Due to serrapeptase’s anti-inflammatory properties, it has developed a reputation for helping ease painful conditions such as arthritis, trauma, surgery and carpal tunnel syndrome.14 However, there’s little evidence regarding its safety for pregnant and breastfeeding women. Therefore, women who are currently carrying a child or breastfeeding should stay on the safe side and avoid it.15
Dosage Recommendations of Serrapeptase
Serrapeptase has been shown to work in different doses depending on the studies that were performed. For example, one study indicates that 5 milligrams of serrapeptase were enough to help reduce pain and swelling in the cheek in people who underwent surgery for molar extraction.16 In a study that examined the effectiveness of serrapeptase for treating carpal tunnel syndrome, 20 milligrams per day were used to generate results.17
In light of this information, there’s currently no “perfect” dosage for serrapeptase because it depends entirely on the condition being treated. Since there are no recommended dosages, it is important to visit a doctor before you purchase any serrapeptase supplement. Your physician will be able to determine the right dosage for you, or if your body will benefit from taking this supplement.
Reported Side Effects of Serrapeptase
Serrapeptase may possibly help with various conditions, but taking it may introduce side effects as well, most notably Stevens-Johnson syndrome, a rare but notable condition marked by blisters throughout the body.18 Other possible side effects include:19
Blood clot abnormalities
Bulls eye-shaped lesions on the skin
If any of the aforementioned side effects appear, stop taking serrapeptase immediately and call your doctor.
Serrapeptase May Help With Inflammation, but Don’t Solely Rely on It
Based on published data, those who suffer from inflammatory conditions may take advantage of serrapeptase supplements to augment their health. However, I recommend that you do your research thoroughly before trying these products. Consult your doctor regarding your intention of adding serrapeptase to your daily routine, and look for other natural alternatives that may help promote your health as well.
Frequently Asked Questions About Serrapeptase
Q: Where can you buy serrapeptase?
A: Serrapeptase supplements can be conveniently purchased online. However, you should focus on the quality of the product and do your research thoroughly before buying any type of supplement.

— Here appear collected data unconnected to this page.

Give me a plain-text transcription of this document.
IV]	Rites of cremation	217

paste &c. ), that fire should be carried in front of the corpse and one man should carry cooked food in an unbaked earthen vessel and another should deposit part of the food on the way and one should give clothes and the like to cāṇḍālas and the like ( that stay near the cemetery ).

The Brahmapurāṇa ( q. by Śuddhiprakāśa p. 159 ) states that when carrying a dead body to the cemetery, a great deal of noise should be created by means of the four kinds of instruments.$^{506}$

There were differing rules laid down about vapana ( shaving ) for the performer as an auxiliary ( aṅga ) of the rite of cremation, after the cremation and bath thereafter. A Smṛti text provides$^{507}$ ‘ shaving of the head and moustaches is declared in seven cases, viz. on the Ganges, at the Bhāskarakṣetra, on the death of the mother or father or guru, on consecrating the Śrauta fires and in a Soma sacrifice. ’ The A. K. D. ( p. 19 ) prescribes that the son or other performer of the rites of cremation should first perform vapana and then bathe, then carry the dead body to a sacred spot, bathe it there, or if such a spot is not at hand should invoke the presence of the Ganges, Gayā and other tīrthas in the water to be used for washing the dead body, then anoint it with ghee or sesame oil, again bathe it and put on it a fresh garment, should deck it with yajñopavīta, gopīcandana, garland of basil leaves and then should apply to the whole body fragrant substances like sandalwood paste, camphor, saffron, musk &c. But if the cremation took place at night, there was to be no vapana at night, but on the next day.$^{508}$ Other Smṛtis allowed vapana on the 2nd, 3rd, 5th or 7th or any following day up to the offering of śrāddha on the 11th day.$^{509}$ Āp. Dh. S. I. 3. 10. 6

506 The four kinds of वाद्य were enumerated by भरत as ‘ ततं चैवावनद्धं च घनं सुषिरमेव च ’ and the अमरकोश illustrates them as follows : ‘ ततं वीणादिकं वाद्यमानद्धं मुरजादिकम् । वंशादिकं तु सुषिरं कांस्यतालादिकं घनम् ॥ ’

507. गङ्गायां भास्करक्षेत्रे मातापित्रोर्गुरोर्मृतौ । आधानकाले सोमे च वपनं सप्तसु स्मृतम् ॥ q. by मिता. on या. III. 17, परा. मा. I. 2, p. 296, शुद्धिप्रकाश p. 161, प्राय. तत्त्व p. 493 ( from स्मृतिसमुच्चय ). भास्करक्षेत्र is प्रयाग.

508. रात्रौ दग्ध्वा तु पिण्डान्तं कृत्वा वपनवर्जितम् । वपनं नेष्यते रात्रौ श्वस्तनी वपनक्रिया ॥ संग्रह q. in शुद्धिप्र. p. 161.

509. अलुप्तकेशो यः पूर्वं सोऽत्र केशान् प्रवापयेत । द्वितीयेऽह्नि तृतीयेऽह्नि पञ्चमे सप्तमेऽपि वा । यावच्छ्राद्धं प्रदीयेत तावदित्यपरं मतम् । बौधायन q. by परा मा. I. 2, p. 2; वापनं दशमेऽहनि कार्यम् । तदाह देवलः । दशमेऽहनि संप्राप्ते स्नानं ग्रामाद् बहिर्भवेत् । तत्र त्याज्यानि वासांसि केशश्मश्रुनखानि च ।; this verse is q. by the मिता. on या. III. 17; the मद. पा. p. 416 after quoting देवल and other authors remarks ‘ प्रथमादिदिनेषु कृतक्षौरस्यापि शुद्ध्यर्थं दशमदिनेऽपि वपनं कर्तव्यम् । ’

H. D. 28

Q: What is serrapeptase used for?
A: Evidence suggests that serrapeptase may help with conditions such as atherosclerosis, infections, carpal tunnel syndrome and inflammation.20
Q: Can serrapeptase help with weight loss?
A: There’s currently little evidence that suggests serrapeptase may help with weight management. However, it may be beneficial in other areas.
Q: How much serrapeptase should you take?
A: The dosage depends on what you want to use it for. Consult a doctor first for safety reasons.